There is no reason what so ever for German Prime Minister Angela Merkel to change her stance on Turkey’s entry to the EU, a Turkish official familiar with Germany told me.
“By lifting its veto in just one chapter and not the rest, France has shown us that it does not think differently than Germany,” another one told me.
The feeling among those familiar with the EU process is that not much is to be expected from Europe as the Franco–German front against Turkey will continue to sit tight.
How about the Cypriot front? After all, the Cyprus issue is technically the main reason why accession negotiations came to a halt as talks on eight chapters have been blocked due to Turkey’s decision not to let Greek ships use Turkish ports.
Turkish Prime Minister Recep Tayyip Erdoğan, who made a genuine effort to solve the Cyprus issue that led to the UN-brokered Annan plan, was extremely disappointed by the EU’s stance after the plan was rejected by Greek Cypriots in the 2004 referendum.
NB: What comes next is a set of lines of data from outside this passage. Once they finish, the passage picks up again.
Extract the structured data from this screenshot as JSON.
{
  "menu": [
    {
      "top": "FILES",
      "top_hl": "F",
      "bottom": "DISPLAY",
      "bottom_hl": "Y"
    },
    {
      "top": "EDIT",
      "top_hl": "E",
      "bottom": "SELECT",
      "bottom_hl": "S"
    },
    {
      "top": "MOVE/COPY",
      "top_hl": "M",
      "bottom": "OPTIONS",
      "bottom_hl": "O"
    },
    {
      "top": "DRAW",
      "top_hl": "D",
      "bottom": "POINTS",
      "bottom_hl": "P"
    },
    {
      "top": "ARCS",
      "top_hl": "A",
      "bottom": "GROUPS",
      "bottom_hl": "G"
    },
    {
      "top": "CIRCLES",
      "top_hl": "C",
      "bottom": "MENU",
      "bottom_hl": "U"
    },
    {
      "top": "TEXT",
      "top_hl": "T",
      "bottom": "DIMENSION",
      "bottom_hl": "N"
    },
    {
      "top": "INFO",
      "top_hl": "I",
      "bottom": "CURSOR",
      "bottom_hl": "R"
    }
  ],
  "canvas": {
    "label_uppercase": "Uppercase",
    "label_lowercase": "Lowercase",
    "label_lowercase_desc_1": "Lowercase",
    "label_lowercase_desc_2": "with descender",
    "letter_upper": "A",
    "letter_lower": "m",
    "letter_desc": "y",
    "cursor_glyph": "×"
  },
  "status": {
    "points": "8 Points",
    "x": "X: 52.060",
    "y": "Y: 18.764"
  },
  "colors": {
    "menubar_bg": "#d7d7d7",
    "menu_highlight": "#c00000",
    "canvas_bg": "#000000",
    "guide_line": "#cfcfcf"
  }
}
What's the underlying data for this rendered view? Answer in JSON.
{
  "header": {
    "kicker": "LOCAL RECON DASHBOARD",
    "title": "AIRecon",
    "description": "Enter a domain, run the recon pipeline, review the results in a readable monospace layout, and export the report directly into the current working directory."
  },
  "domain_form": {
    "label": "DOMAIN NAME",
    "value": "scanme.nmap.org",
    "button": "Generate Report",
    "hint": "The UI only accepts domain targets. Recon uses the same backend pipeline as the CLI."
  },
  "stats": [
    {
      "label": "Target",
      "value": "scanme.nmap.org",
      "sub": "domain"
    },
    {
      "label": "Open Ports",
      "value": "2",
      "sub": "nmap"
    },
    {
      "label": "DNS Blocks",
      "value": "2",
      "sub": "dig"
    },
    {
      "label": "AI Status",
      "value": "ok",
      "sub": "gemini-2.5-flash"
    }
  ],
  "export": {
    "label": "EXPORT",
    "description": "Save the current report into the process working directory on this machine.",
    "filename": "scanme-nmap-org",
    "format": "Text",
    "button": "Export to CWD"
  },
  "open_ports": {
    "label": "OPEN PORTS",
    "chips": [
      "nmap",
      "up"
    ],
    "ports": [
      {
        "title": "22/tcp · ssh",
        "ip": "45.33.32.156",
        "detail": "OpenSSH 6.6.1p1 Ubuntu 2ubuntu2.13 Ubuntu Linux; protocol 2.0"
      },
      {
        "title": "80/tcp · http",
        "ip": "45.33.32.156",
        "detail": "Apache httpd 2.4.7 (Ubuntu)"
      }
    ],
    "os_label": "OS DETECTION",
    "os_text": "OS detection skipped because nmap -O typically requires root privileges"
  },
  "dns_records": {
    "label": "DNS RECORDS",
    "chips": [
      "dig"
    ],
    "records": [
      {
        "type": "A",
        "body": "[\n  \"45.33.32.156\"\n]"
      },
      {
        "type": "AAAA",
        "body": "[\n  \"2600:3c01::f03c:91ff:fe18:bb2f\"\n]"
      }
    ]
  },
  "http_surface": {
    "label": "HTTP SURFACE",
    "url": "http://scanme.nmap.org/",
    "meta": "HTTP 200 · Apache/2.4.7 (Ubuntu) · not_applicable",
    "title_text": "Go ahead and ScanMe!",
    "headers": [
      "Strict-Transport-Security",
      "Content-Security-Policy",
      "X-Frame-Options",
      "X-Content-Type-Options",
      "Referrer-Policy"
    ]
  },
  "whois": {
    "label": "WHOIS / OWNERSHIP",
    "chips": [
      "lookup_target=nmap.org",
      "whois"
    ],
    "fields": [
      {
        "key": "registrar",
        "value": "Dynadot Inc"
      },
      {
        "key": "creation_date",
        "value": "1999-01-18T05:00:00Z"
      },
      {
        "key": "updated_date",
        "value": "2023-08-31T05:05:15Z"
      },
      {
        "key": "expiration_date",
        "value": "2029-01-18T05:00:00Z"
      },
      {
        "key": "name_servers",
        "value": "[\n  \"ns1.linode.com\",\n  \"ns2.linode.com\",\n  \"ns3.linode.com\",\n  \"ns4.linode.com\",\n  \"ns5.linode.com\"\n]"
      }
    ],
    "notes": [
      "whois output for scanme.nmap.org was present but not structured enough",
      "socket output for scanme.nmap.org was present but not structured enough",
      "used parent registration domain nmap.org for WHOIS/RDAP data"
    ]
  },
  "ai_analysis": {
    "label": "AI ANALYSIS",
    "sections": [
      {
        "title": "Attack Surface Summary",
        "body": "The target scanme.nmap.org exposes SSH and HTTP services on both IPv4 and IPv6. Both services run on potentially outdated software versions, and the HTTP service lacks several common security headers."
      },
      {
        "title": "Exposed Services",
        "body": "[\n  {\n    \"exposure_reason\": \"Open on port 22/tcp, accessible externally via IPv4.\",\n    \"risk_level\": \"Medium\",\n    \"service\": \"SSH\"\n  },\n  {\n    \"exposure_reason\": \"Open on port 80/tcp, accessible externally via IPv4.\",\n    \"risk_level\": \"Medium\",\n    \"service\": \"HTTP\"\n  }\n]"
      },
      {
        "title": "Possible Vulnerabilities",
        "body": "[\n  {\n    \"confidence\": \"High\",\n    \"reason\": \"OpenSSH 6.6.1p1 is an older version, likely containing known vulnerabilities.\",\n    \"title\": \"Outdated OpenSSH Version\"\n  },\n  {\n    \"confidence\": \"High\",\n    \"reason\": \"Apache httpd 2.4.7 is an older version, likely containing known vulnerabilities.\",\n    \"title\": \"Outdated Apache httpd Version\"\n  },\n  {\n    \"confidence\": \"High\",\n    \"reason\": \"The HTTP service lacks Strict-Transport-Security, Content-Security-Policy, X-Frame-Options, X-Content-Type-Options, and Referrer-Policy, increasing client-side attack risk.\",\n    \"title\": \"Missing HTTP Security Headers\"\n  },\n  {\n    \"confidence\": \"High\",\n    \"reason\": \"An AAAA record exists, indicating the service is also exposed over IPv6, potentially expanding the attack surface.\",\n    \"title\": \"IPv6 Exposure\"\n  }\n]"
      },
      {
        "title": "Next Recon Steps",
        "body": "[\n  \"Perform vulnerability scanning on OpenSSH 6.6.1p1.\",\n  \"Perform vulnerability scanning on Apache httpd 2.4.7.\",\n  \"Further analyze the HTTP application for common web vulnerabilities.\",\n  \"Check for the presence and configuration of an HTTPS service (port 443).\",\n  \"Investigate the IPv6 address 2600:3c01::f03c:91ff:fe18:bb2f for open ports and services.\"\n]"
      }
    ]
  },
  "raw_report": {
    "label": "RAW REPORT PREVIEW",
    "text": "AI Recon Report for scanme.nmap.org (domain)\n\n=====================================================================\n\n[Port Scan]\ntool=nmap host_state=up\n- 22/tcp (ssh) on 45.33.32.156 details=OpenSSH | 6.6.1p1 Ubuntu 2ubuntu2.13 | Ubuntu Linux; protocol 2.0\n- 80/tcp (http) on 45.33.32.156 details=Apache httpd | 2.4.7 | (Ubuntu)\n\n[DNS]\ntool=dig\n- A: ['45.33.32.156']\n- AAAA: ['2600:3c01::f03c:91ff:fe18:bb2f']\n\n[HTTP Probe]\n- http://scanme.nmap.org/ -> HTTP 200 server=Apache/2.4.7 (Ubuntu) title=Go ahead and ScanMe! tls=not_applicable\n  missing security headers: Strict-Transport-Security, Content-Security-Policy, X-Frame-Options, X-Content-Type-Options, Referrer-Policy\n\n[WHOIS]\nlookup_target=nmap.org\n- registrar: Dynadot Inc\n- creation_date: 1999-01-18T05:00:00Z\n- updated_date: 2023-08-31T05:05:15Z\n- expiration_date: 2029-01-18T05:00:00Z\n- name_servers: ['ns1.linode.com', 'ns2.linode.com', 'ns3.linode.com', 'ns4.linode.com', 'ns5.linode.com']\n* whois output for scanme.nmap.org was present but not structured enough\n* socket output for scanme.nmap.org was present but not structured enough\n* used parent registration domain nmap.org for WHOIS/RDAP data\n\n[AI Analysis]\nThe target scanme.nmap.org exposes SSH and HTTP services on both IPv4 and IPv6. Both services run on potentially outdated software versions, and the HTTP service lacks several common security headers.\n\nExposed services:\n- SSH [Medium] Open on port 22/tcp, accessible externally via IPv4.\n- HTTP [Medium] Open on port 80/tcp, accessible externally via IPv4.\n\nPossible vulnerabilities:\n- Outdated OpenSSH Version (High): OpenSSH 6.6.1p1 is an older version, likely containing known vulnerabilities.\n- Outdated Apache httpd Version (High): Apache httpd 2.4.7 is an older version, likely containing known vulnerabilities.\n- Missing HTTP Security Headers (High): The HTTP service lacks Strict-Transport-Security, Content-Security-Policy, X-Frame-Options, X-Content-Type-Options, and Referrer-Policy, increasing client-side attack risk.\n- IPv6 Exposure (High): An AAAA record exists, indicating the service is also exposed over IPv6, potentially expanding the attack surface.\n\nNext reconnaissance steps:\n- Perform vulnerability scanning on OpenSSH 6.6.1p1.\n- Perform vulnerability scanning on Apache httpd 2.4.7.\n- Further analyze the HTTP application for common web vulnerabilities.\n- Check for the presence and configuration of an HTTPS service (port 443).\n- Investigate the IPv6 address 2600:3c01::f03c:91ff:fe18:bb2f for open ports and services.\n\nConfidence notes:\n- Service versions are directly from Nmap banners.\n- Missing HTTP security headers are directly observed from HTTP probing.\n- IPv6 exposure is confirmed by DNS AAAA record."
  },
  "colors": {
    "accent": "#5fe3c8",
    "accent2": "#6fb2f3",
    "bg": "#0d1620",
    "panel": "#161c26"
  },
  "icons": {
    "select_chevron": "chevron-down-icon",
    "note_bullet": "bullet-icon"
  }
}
How can he not? Greek Cypriots were “rewarded” by becoming an EU member while Turkish Cypriots continued to suffer under isolation.
Infuriated by the fact that his overtures on Cyprus were not reciprocated, Erdoğan did not sign the Ankara protocol (which would open Turkish ports to Greek ships) and remained unmoved when the EU decided to block talks regarding eight chapters in 2006 due to his stance. The EU’s decision at that time did not have an immediate effect on accession talks since there were nearly two dozen chapters waiting to be opened.
Today, there is a leader at the head of the Greek Cypriot administration that can reciprocate Turkey’s gestures. It is clear that Europeans won’t encourage Greek Cypriots for a solution. On the contrary, the absence of a solution suits their interest since it is slowing down Turkey’s entry talks. It will therefore be totally shocking and (though they can’t admit it officially) annoying for Europeans if Erdoğan were to take the unilateral decision to sign the Ankara protocol.
It is worth nothing that when the question was put forward during the press conference with Merkel, Erdoğan, who can be very sharp and open about expressing his position, did not use rhetoric that categorically dismissed the signing of the Ankara protocol. He said Turkey had previously taken some steps that were not reciprocated. He also said that if there is an understanding on the island for a permanent peace, Turkey will give all the necessary support. He added Greece should also help find a solution, a message he will certainly repeat to his Greek counterpart, who will come to Turkey next week.
Turkey cannot revitalize accession talks by calling on the Europeans to make up their minds. Europeans will never say “game over.” The current situation is perfect as they have the best business ties with Turkey while keeping its accession bid in limbo. Turkey needs to take matters into its own hands and come up with an initiative that will give a great push to Cyprus and the EU process.
This won’t be seen as a concession since it is by now apparent that Turkey does not desperately need the EU but that it is interested in a win-win situation in the region. Even if Turkey does not make such a unilateral act, I will not be surprised at all to see intense diplomatic negotiations between Turkey, Greece and the island by summer time.